In France, the Future Is Arriving on a Barge

As pale morning light flickered across the Seine, Capt. Freddy Badar steered his hulking river barge, Le Bosphore, past picturesque Normandy villages and snow-fringed woodlands, setting a course for Paris.

Onboard were containers packed with furniture, electronics and clothing loaded the night before from a cargo ship that had docked in Le Havre, the seaport in northern France. Had the cargo continued by road, 120 trucks would have clogged the highways. Using Le Bosphore and its crew of four prevented tons of carbon emissions from entering the atmosphere.

“The river is part of a wider solution for cleaner transport and the environment,” Captain Badar said, his eyes scanning other vessels carrying wares up and down the Seine. “But there’s much more that we could be doing.”

As the European Union steps up its battle against climate change, it needs to decarbonize freight transport, responsible for a quarter of global greenhouse gas emissions.
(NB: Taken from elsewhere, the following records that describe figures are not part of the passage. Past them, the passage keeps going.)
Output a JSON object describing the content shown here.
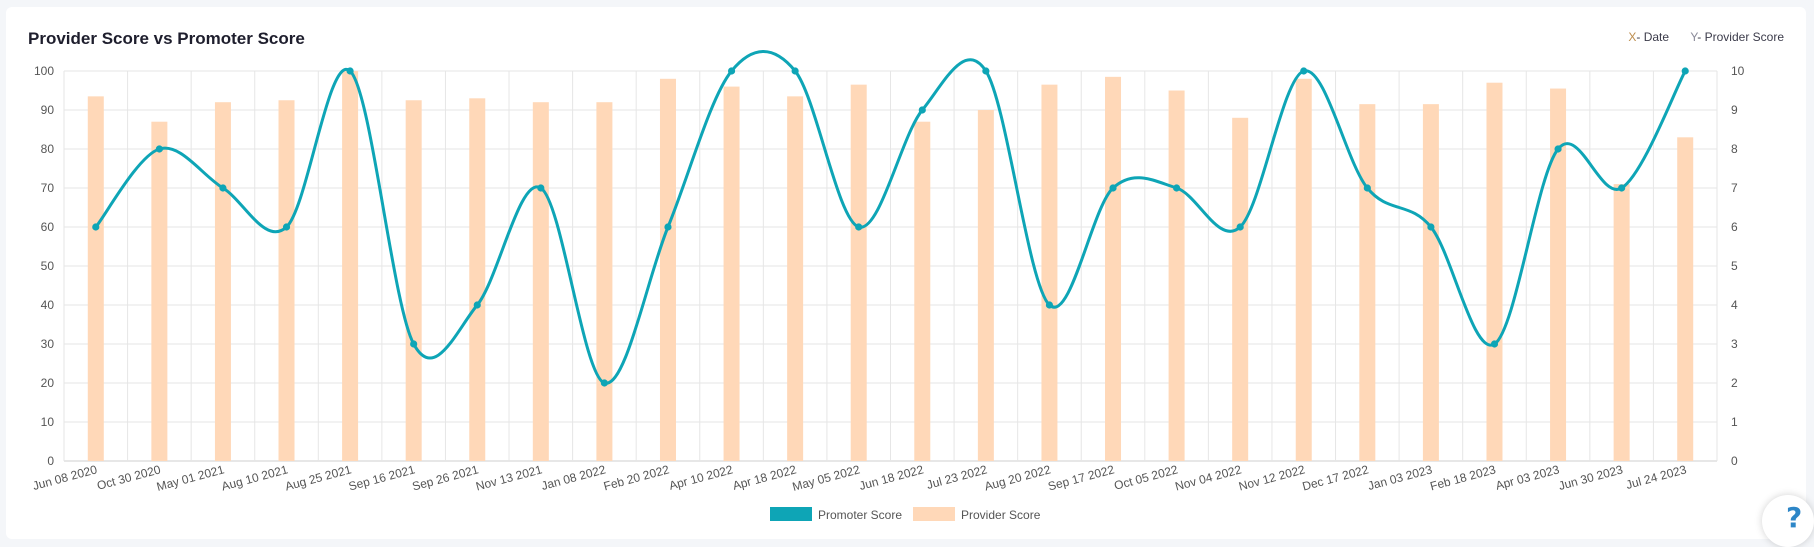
{
  "card": {
    "title": "Provider Score vs Promoter Score",
    "axis_legend": [
      {
        "key": "X",
        "label": "- Date"
      },
      {
        "key": "Y",
        "label": "- Provider Score"
      }
    ]
  },
  "help": {
    "glyph": "?",
    "icon": "help-question-icon"
  },
  "chart_data": {
    "type": "bar+line",
    "categories": [
      "Jun 08 2020",
      "Oct 30 2020",
      "May 01 2021",
      "Aug 10 2021",
      "Aug 25 2021",
      "Sep 16 2021",
      "Sep 26 2021",
      "Nov 13 2021",
      "Jan 08 2022",
      "Feb 20 2022",
      "Apr 10 2022",
      "Apr 18 2022",
      "May 05 2022",
      "Jun 18 2022",
      "Jul 23 2022",
      "Aug 20 2022",
      "Sep 17 2022",
      "Oct 05 2022",
      "Nov 04 2022",
      "Nov 12 2022",
      "Dec 17 2022",
      "Jan 03 2023",
      "Feb 18 2023",
      "Apr 03 2023",
      "Jun 30 2023",
      "Jul 24 2023"
    ],
    "left_axis": {
      "min": 0,
      "max": 100,
      "ticks": [
        0,
        10,
        20,
        30,
        40,
        50,
        60,
        70,
        80,
        90,
        100
      ]
    },
    "right_axis": {
      "min": 0,
      "max": 10,
      "ticks": [
        0,
        1,
        2,
        3,
        4,
        5,
        6,
        7,
        8,
        9,
        10
      ]
    },
    "series": [
      {
        "name": "Promoter Score",
        "type": "line",
        "axis": "left",
        "color": "#0ea5b6",
        "values": [
          60,
          80,
          70,
          60,
          100,
          30,
          40,
          70,
          20,
          60,
          100,
          100,
          60,
          90,
          100,
          40,
          70,
          70,
          60,
          100,
          70,
          60,
          30,
          80,
          70,
          100
        ]
      },
      {
        "name": "Provider Score",
        "type": "bar",
        "axis": "right",
        "color": "#ffd8b8",
        "values": [
          9.35,
          8.7,
          9.2,
          9.25,
          10,
          9.25,
          9.3,
          9.2,
          9.2,
          9.8,
          9.6,
          9.35,
          9.65,
          8.7,
          9.0,
          9.65,
          9.85,
          9.5,
          8.8,
          9.8,
          9.15,
          9.15,
          9.7,
          9.55,
          7.1,
          8.3
        ]
      }
    ],
    "grid": true,
    "legend_position": "bottom"
  }
}
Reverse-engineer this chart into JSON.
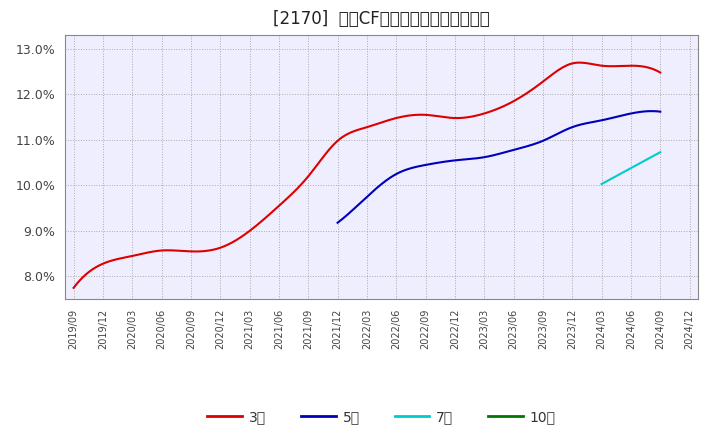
{
  "title": "[2170]  営業CFマージンの平均値の推移",
  "title_fontsize": 12,
  "background_color": "#ffffff",
  "plot_bg_color": "#eeeeff",
  "grid_color": "#aaaaaa",
  "ylim": [
    0.075,
    0.133
  ],
  "yticks": [
    0.08,
    0.09,
    0.1,
    0.11,
    0.12,
    0.13
  ],
  "series": {
    "3年": {
      "color": "#dd0000",
      "dates": [
        "2019/09",
        "2019/12",
        "2020/03",
        "2020/06",
        "2020/09",
        "2020/12",
        "2021/03",
        "2021/06",
        "2021/09",
        "2021/12",
        "2022/03",
        "2022/06",
        "2022/09",
        "2022/12",
        "2023/03",
        "2023/06",
        "2023/09",
        "2023/12",
        "2024/03",
        "2024/06",
        "2024/09"
      ],
      "values": [
        0.0775,
        0.0828,
        0.0845,
        0.0857,
        0.0855,
        0.0863,
        0.09,
        0.0955,
        0.102,
        0.1098,
        0.1128,
        0.1148,
        0.1155,
        0.1148,
        0.1158,
        0.1185,
        0.1228,
        0.1268,
        0.1263,
        0.1263,
        0.1248
      ]
    },
    "5年": {
      "color": "#0000bb",
      "dates": [
        "2021/12",
        "2022/03",
        "2022/06",
        "2022/09",
        "2022/12",
        "2023/03",
        "2023/06",
        "2023/09",
        "2023/12",
        "2024/03",
        "2024/06",
        "2024/09"
      ],
      "values": [
        0.0918,
        0.0975,
        0.1025,
        0.1045,
        0.1055,
        0.1062,
        0.1078,
        0.1098,
        0.1128,
        0.1143,
        0.1158,
        0.1162
      ]
    },
    "7年": {
      "color": "#00cccc",
      "dates": [
        "2024/03",
        "2024/06",
        "2024/09"
      ],
      "values": [
        0.1003,
        0.1038,
        0.1073
      ]
    },
    "10年": {
      "color": "#007700",
      "dates": [],
      "values": []
    }
  },
  "xtick_labels": [
    "2019/09",
    "2019/12",
    "2020/03",
    "2020/06",
    "2020/09",
    "2020/12",
    "2021/03",
    "2021/06",
    "2021/09",
    "2021/12",
    "2022/03",
    "2022/06",
    "2022/09",
    "2022/12",
    "2023/03",
    "2023/06",
    "2023/09",
    "2023/12",
    "2024/03",
    "2024/06",
    "2024/09",
    "2024/12"
  ],
  "legend_labels": [
    "3年",
    "5年",
    "7年",
    "10年"
  ],
  "legend_colors": [
    "#dd0000",
    "#0000bb",
    "#00cccc",
    "#007700"
  ]
}
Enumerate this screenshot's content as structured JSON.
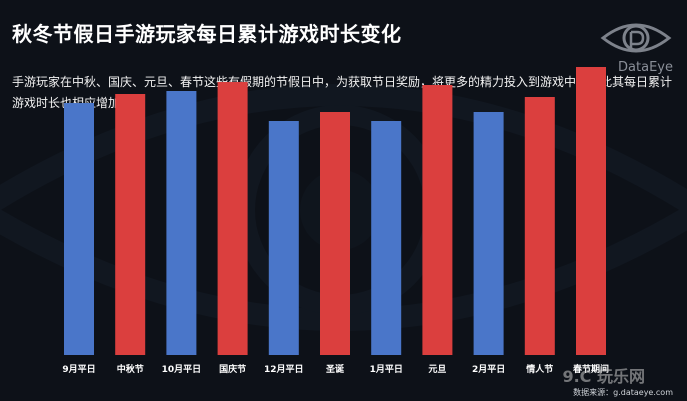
{
  "header": {
    "title": "秋冬节假日手游玩家每日累计游戏时长变化",
    "description": "手游玩家在中秋、国庆、元旦、春节这些有假期的节假日中，为获取节日奖励，将更多的精力投入到游戏中，因此其每日累计游戏时长也相应增加。"
  },
  "logo": {
    "text": "DataEye"
  },
  "footer": {
    "source": "数据来源：g.dataeye.com",
    "watermark": "9.C 玩乐网"
  },
  "colors": {
    "background": "#0d1118",
    "weekday_bar": "#4a76c9",
    "holiday_bar": "#db3f3e"
  },
  "chart_data": {
    "type": "bar",
    "title": "",
    "xlabel": "",
    "ylabel": "",
    "ylim": [
      0,
      100
    ],
    "grid": false,
    "categories": [
      "9月平日",
      "中秋节",
      "10月平日",
      "国庆节",
      "12月平日",
      "圣诞",
      "1月平日",
      "元旦",
      "2月平日",
      "情人节",
      "春节期间"
    ],
    "values": [
      84,
      87,
      88,
      91,
      78,
      81,
      78,
      90,
      81,
      86,
      96
    ],
    "bar_kind": [
      "weekday",
      "holiday",
      "weekday",
      "holiday",
      "weekday",
      "holiday",
      "weekday",
      "holiday",
      "weekday",
      "holiday",
      "holiday"
    ]
  }
}
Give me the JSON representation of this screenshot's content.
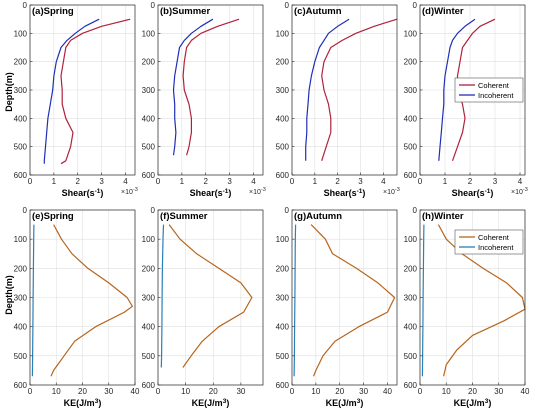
{
  "figure": {
    "colors": {
      "coherent_shear": "#b0213a",
      "incoherent_shear": "#1f2fb5",
      "coherent_ke": "#b8651b",
      "incoherent_ke": "#2a7fb8"
    },
    "ylabel_top": "Depth(m)",
    "ylabel_bottom": "Depth(m)"
  },
  "chart_data": [
    {
      "type": "line",
      "title": "(a)Spring",
      "xlabel": "Shear(s-1)",
      "multiplier": "×10-3",
      "xlim": [
        0,
        4.4
      ],
      "ylim": [
        0,
        600
      ],
      "xticks": [
        0,
        1,
        2,
        3,
        4
      ],
      "yticks": [
        0,
        100,
        200,
        300,
        400,
        500,
        600
      ],
      "series": [
        {
          "y": [
            50,
            75,
            100,
            125,
            150,
            200,
            250,
            300,
            350,
            400,
            450,
            500,
            550,
            560
          ],
          "x": [
            4.2,
            3.0,
            2.2,
            1.7,
            1.5,
            1.4,
            1.3,
            1.35,
            1.35,
            1.5,
            1.8,
            1.7,
            1.5,
            1.3
          ]
        },
        {
          "y": [
            50,
            75,
            100,
            125,
            150,
            200,
            250,
            300,
            350,
            400,
            450,
            500,
            550,
            560
          ],
          "x": [
            2.9,
            2.3,
            1.9,
            1.55,
            1.3,
            1.1,
            1.0,
            0.95,
            0.85,
            0.75,
            0.7,
            0.65,
            0.6,
            0.6
          ]
        }
      ]
    },
    {
      "type": "line",
      "title": "(b)Summer",
      "xlabel": "Shear(s-1)",
      "multiplier": "×10-3",
      "xlim": [
        0,
        4.4
      ],
      "ylim": [
        0,
        600
      ],
      "xticks": [
        0,
        1,
        2,
        3,
        4
      ],
      "yticks": [
        0,
        100,
        200,
        300,
        400,
        500,
        600
      ],
      "series": [
        {
          "y": [
            50,
            75,
            100,
            125,
            150,
            200,
            250,
            300,
            350,
            400,
            450,
            500,
            530
          ],
          "x": [
            3.4,
            2.5,
            1.8,
            1.4,
            1.2,
            1.1,
            1.05,
            1.1,
            1.3,
            1.4,
            1.4,
            1.3,
            1.2
          ]
        },
        {
          "y": [
            50,
            75,
            100,
            125,
            150,
            200,
            250,
            300,
            350,
            400,
            450,
            500,
            530
          ],
          "x": [
            2.3,
            1.8,
            1.4,
            1.1,
            0.9,
            0.8,
            0.7,
            0.65,
            0.7,
            0.7,
            0.75,
            0.7,
            0.65
          ]
        }
      ]
    },
    {
      "type": "line",
      "title": "(c)Autumn",
      "xlabel": "Shear(s-1)",
      "multiplier": "×10-3",
      "xlim": [
        0,
        4.6
      ],
      "ylim": [
        0,
        600
      ],
      "xticks": [
        0,
        1,
        2,
        3,
        4
      ],
      "yticks": [
        0,
        100,
        200,
        300,
        400,
        500,
        600
      ],
      "series": [
        {
          "y": [
            50,
            75,
            100,
            125,
            150,
            200,
            250,
            300,
            350,
            400,
            450,
            500,
            550
          ],
          "x": [
            4.6,
            3.6,
            2.8,
            2.2,
            1.7,
            1.4,
            1.3,
            1.4,
            1.6,
            1.7,
            1.7,
            1.5,
            1.3
          ]
        },
        {
          "y": [
            50,
            75,
            100,
            125,
            150,
            200,
            250,
            300,
            350,
            400,
            450,
            500,
            550
          ],
          "x": [
            2.5,
            2.0,
            1.6,
            1.4,
            1.2,
            1.0,
            0.85,
            0.75,
            0.7,
            0.65,
            0.65,
            0.6,
            0.6
          ]
        }
      ]
    },
    {
      "type": "line",
      "title": "(d)Winter",
      "xlabel": "Shear(s-1)",
      "multiplier": "×10-3",
      "xlim": [
        0,
        4.2
      ],
      "ylim": [
        0,
        600
      ],
      "xticks": [
        0,
        1,
        2,
        3,
        4
      ],
      "yticks": [
        0,
        100,
        200,
        300,
        400,
        500,
        600
      ],
      "legend": [
        "Coherent",
        "Incoherent"
      ],
      "series": [
        {
          "name": "Coherent",
          "y": [
            50,
            75,
            100,
            125,
            150,
            200,
            250,
            300,
            350,
            400,
            450,
            500,
            550
          ],
          "x": [
            3.0,
            2.4,
            2.1,
            1.9,
            1.7,
            1.6,
            1.5,
            1.5,
            1.7,
            1.8,
            1.7,
            1.5,
            1.3
          ]
        },
        {
          "name": "Incoherent",
          "y": [
            50,
            75,
            100,
            125,
            150,
            200,
            250,
            300,
            350,
            400,
            450,
            500,
            550
          ],
          "x": [
            2.2,
            1.8,
            1.5,
            1.3,
            1.2,
            1.1,
            1.0,
            0.95,
            0.95,
            0.9,
            0.85,
            0.8,
            0.75
          ]
        }
      ]
    },
    {
      "type": "line",
      "title": "(e)Spring",
      "xlabel": "KE(J/m3)",
      "xlim": [
        0,
        40
      ],
      "ylim": [
        0,
        600
      ],
      "xticks": [
        0,
        10,
        20,
        30,
        40
      ],
      "yticks": [
        0,
        100,
        200,
        300,
        400,
        500,
        600
      ],
      "series": [
        {
          "y": [
            50,
            100,
            150,
            200,
            250,
            300,
            330,
            350,
            400,
            450,
            500,
            550,
            570
          ],
          "x": [
            9,
            12,
            16,
            22,
            30,
            37,
            39,
            36,
            25,
            17,
            13,
            9,
            8
          ]
        },
        {
          "y": [
            50,
            100,
            200,
            300,
            400,
            500,
            570
          ],
          "x": [
            1.5,
            1.4,
            1.3,
            1.2,
            1.1,
            1.0,
            0.9
          ]
        }
      ]
    },
    {
      "type": "line",
      "title": "(f)Summer",
      "xlabel": "KE(J/m3)",
      "xlim": [
        0,
        38
      ],
      "ylim": [
        0,
        600
      ],
      "xticks": [
        0,
        10,
        20,
        30
      ],
      "yticks": [
        0,
        100,
        200,
        300,
        400,
        500,
        600
      ],
      "series": [
        {
          "y": [
            50,
            100,
            150,
            200,
            250,
            300,
            350,
            400,
            450,
            500,
            540
          ],
          "x": [
            4,
            8,
            14,
            22,
            30,
            34,
            31,
            22,
            16,
            12,
            9
          ]
        },
        {
          "y": [
            50,
            100,
            200,
            300,
            400,
            500,
            540
          ],
          "x": [
            2.0,
            1.8,
            1.6,
            1.5,
            1.4,
            1.3,
            1.2
          ]
        }
      ]
    },
    {
      "type": "line",
      "title": "(g)Autumn",
      "xlabel": "KE(J/m3)",
      "xlim": [
        0,
        44
      ],
      "ylim": [
        0,
        600
      ],
      "xticks": [
        0,
        10,
        20,
        30,
        40
      ],
      "yticks": [
        0,
        100,
        200,
        300,
        400,
        500,
        600
      ],
      "series": [
        {
          "y": [
            50,
            100,
            150,
            200,
            250,
            300,
            350,
            400,
            450,
            500,
            550,
            570
          ],
          "x": [
            8,
            14,
            17,
            27,
            36,
            43,
            40,
            28,
            18,
            13,
            10,
            9
          ]
        },
        {
          "y": [
            50,
            100,
            200,
            300,
            400,
            500,
            570
          ],
          "x": [
            1.5,
            1.4,
            1.3,
            1.2,
            1.1,
            1.0,
            0.9
          ]
        }
      ]
    },
    {
      "type": "line",
      "title": "(h)Winter",
      "xlabel": "KE(J/m3)",
      "xlim": [
        0,
        40
      ],
      "ylim": [
        0,
        600
      ],
      "xticks": [
        0,
        10,
        20,
        30,
        40
      ],
      "yticks": [
        0,
        100,
        200,
        300,
        400,
        500,
        600
      ],
      "legend": [
        "Coherent",
        "Incoherent"
      ],
      "series": [
        {
          "name": "Coherent",
          "y": [
            50,
            100,
            150,
            200,
            250,
            300,
            340,
            380,
            430,
            480,
            530,
            570
          ],
          "x": [
            7,
            10,
            16,
            24,
            33,
            39,
            40,
            32,
            20,
            14,
            10,
            9
          ]
        },
        {
          "name": "Incoherent",
          "y": [
            50,
            100,
            200,
            300,
            400,
            500,
            570
          ],
          "x": [
            1.5,
            1.4,
            1.3,
            1.2,
            1.1,
            1.0,
            0.9
          ]
        }
      ]
    }
  ]
}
To get there, it is turning back to a centuries-old solution: its rivers. With 23,000 miles of waterways spanning the European Union, officials see a huge potential to help take trucks — the biggest source of freight emissions — off roads. The European Green Deal, the European Union’s decarbonization blueprint, would turn rivers into highways and double barge traffic by 2050.

Capt. Freddy Badar is the third generation of riverboat captains in his family. “The river is part of a wider solution for cleaner transport,” he said.